India’s Supreme Court has given SpiceJet (SG, Delhi Int’l) three weeks to settle its financial issues with Credit Suisse, opting to postpone for this period a liquidation order against the airline which the Madras High Court confirmed in early January, local media reported.

The order relates to a USD24.1 million debt that the investment bank had taken over from Swiss maintenance firm SR Technics. The Supreme Court had agreed to hear on January 28 a final appeal SpiceJet had filed against it.

At the January 28 hearing, the indebted budget airline’s senior lawyer Mukul Rohatgi requested three more weeks to try to resolve the issue with Credit Suisse out of court.

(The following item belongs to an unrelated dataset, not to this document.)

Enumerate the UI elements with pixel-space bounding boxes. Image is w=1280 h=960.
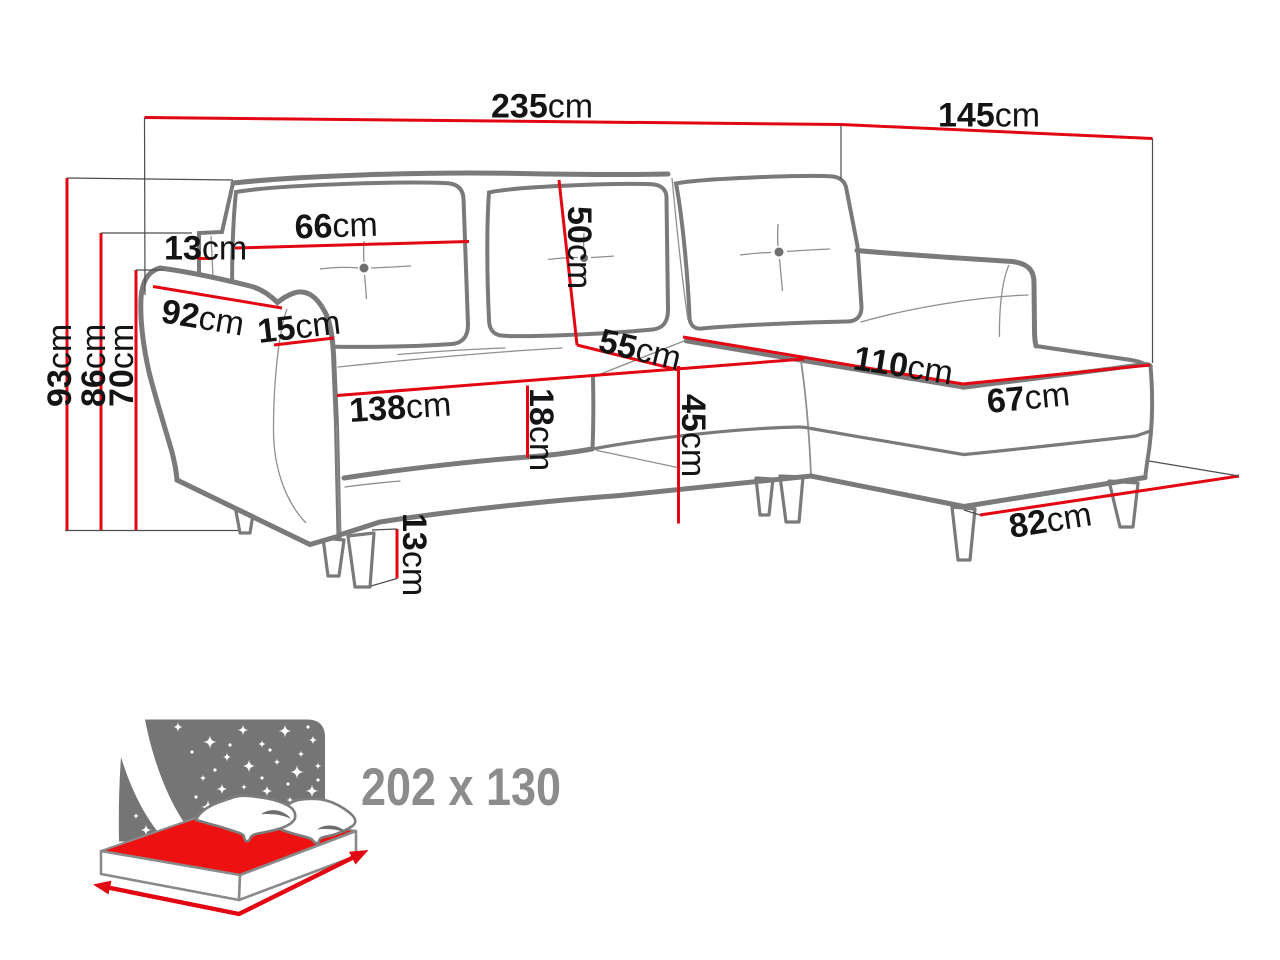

KV Vishwanathan, appearing for the Swiss firm, agreed to the adjournment.

SpiceJet has argued that SR Technics did not possess the approval from India’s Directorate General of Civil Aviation for the period in question, 2009 to 2015, but the Madras court insisted that the airline had still availed of its services. The Supreme Court judge agreed, saying, as quoted by Asianet News, “This is not the way you run airlines.”

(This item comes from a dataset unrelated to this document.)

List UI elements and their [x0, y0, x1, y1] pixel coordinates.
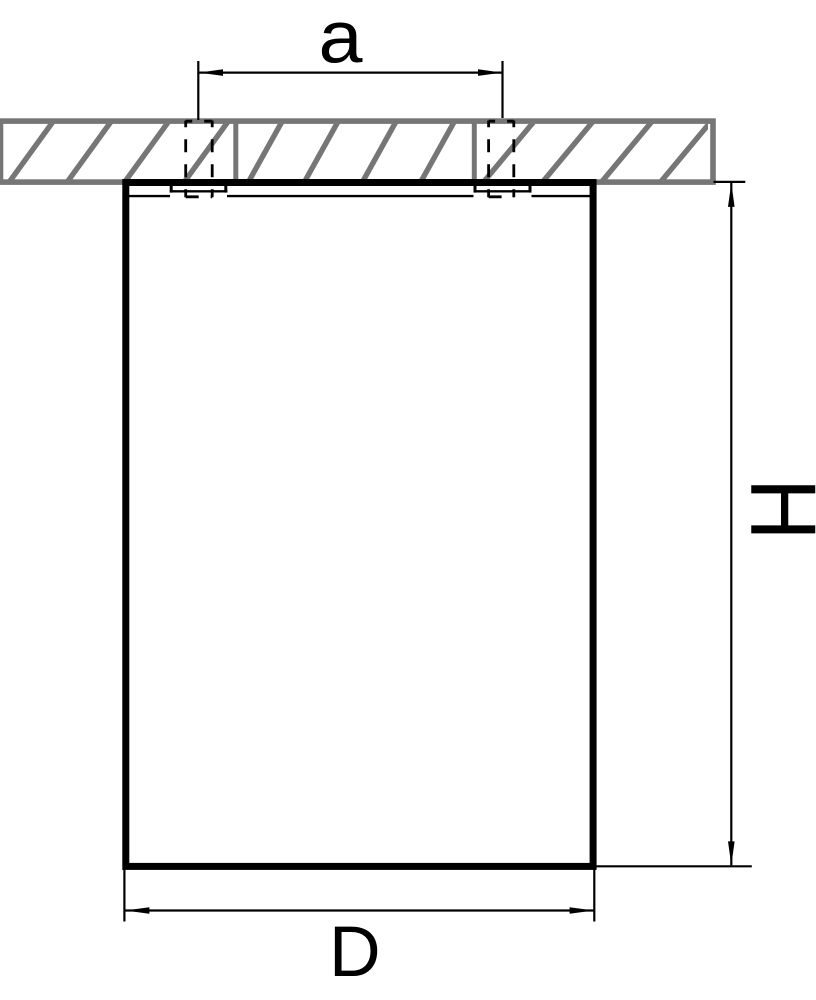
svg-text:D: D: [329, 912, 381, 992]
svg-text:H: H: [732, 478, 816, 540]
svg-text:a: a: [319, 0, 364, 79]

According to the newspaper BusinessLine, senior management at the Airports Authority of India met on January 27 to discuss the issue, in relation to SpiceJet’s outstanding debts to the state-run airport operator. The body is now likely to invoke the carrier’s bank guarantees so it can recover the debt, amounting to over INR1.2 billion rupees (USD16 million), to cushion itself against any adverse ruling at the Supreme Court, a source told the daily.